The final two studies investigated how lowering radiation doses would affect disease control in two types of cancer. Christopher Kelsey, MD, FASTRO, of Duke University Medical Center in Durham, North Carolina, presented “Decreasing the Dose of Consolidation Radiation Therapy in DLBCL/HGBL: A Phase II Trial by the International Lymphoma Radiation Oncology Group.” The study, which enrolled a diverse group of 243 patients from 16 institutions in Asia, Europe and the U.S., found high rates of local control could be achieved when lowering the dose of consolidation radiation from the currently recommended 30 Gy to 20 Gy.
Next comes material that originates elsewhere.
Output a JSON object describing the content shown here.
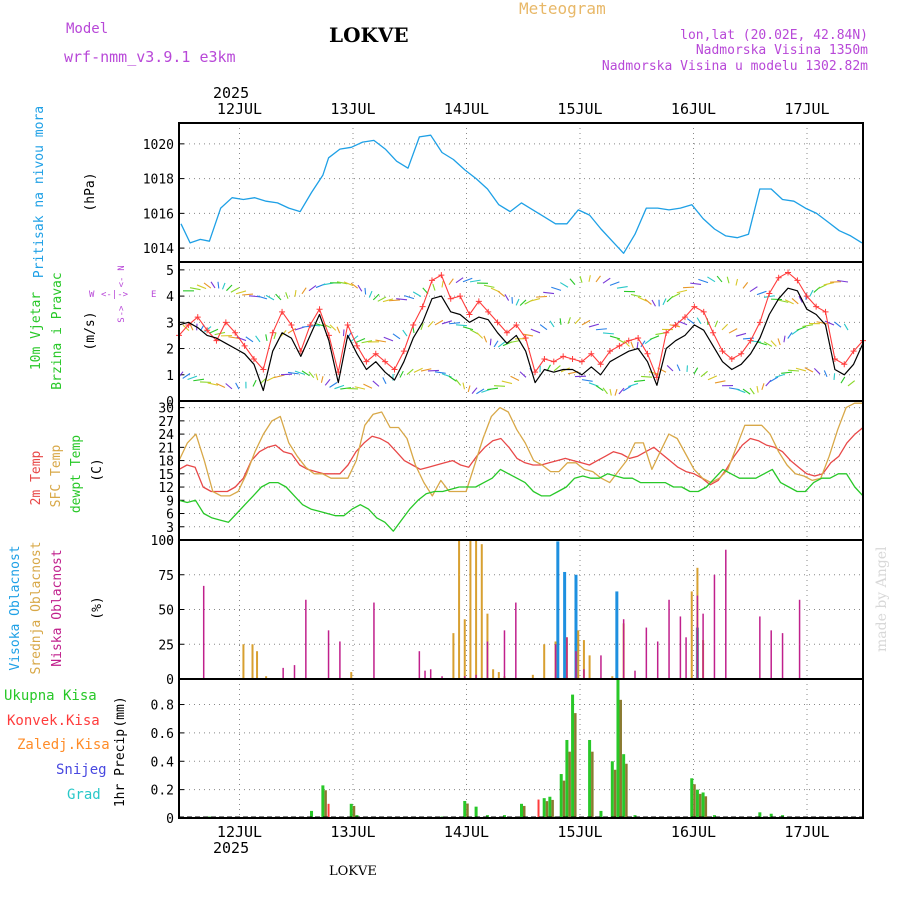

“As outcomes for patients with diffuse large B-cell lymphoma have improved and long-term remissions are now achieved in most cases, optimizing treatment intensity has become increasingly important to minimize unnecessary acute and long-term risks,” Dr. Kelsey said. “This study demonstrated that lowering the dose of consolidation radiation therapy did not compromise efficacy. Given that many patients are young and face potential long-term complications from both chemotherapy and radiation, the findings of this international study represent an important step forward in refining treatment approaches.”

Liu
Feng Liu, MD

To close out the session, Feng Liu, MD, of Hunan Cancer Hospital in Changsha, China, presented “Efficacy of Hypofractionated Stereotactic Radiotherapy with Different Dose Fractionation Regimens Combined with Concurrent Bevacizumab in Recurrent High-Grade Gliomas: A Randomized Controlled Trial.”

The study compared three hypofractionated stereotactic radiation therapy regimens, each combined with concurrent bevacizumab, and found that regimens with higher doses per fraction (27 Gy in 3 fractions or 30 Gy in 5 fractions) achieved better objective response rates and progression-free survival than a more protracted regimen with lower dose per fraction (35 Gy in 10 fractions).

“This study addresses a critical gap in the management of recurrent high-grade gliomas, an aggressive condition with limited treatment options,” Dr. Liu said. “The findings offer clinically relevant insights into balancing efficacy and toxicity, thereby supporting more informed treatment personalization and potentially improving outcomes for patients with this challenging disease.”